Both lineages stay more “conservative” in the upper than in the lower dentition, but show contrasting reduction tendencies. Brown bears tend to retain the first premolar, while in the cave bear lineage, third premolars prevail.
Exclusively diagnostic for brown bears is the occurrence of a single P1, as well as a complete dentition in skulls. With caution, the combination of P1 and P3 is characteristic for the Deninger bear/cave bear lineage. This pattern was not observed in the current brown bear sample, but has been mentioned in literature. In mandibles, evidence of a single p1 (and its combinations) and a complete dentition is exclusively found in brown bears.
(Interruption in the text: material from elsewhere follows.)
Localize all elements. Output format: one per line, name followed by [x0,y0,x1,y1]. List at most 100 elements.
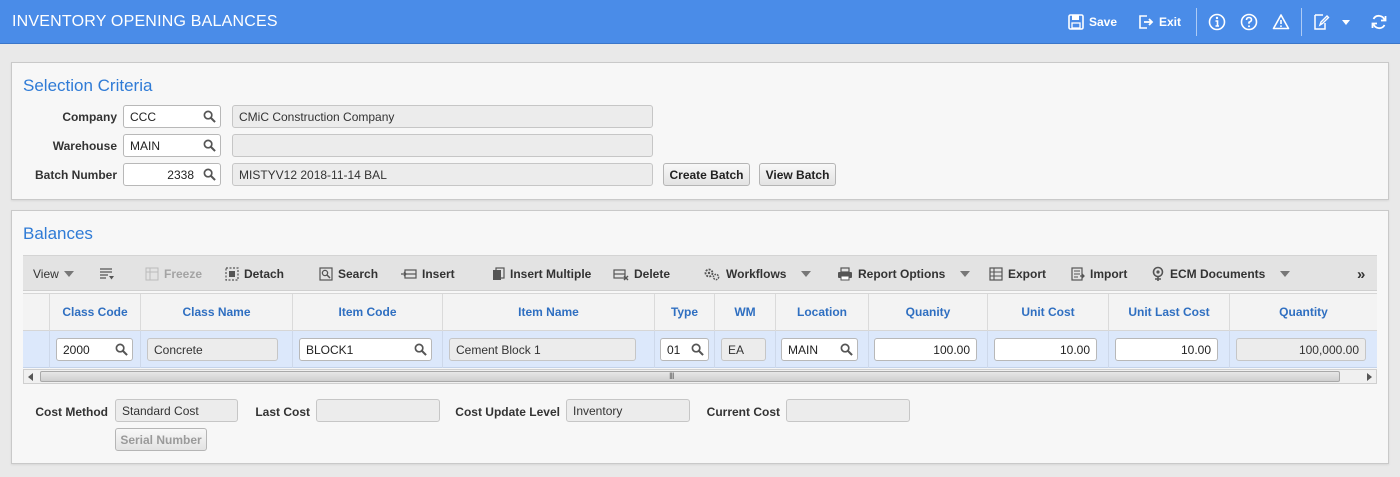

A single lower p3 is diagnostic for Deninger bears in completely preserved diastema. The absence of all three anterior premolars as typical for the cave bear lineage is occasionally reported for brown bears in literature, but was not observed in the studied material. Other premolar combinations stay scarce in both lineages, and may partly be influenced by early or pathological tooth loss.
Brown bears reveal no evolutionary trend in premolar reduction. All possible patterns and a similar frequency of complete dentition is found in modern and fossil representatives.
No evidence was found for high variability in the premolar pattern of U. deningeri, as is suggested in literature. The already moderate presence of anterior premolars declines further in Late Pleistocene cave bears. Nonetheless, already the bears of the Cromerian Forest-Bed lack all anterior premolars in mandibles, and hence imply partly evolutionary tendencies in the cave bear lineage, but also populational differences in the occurrence of premolars anterior the P4/p4.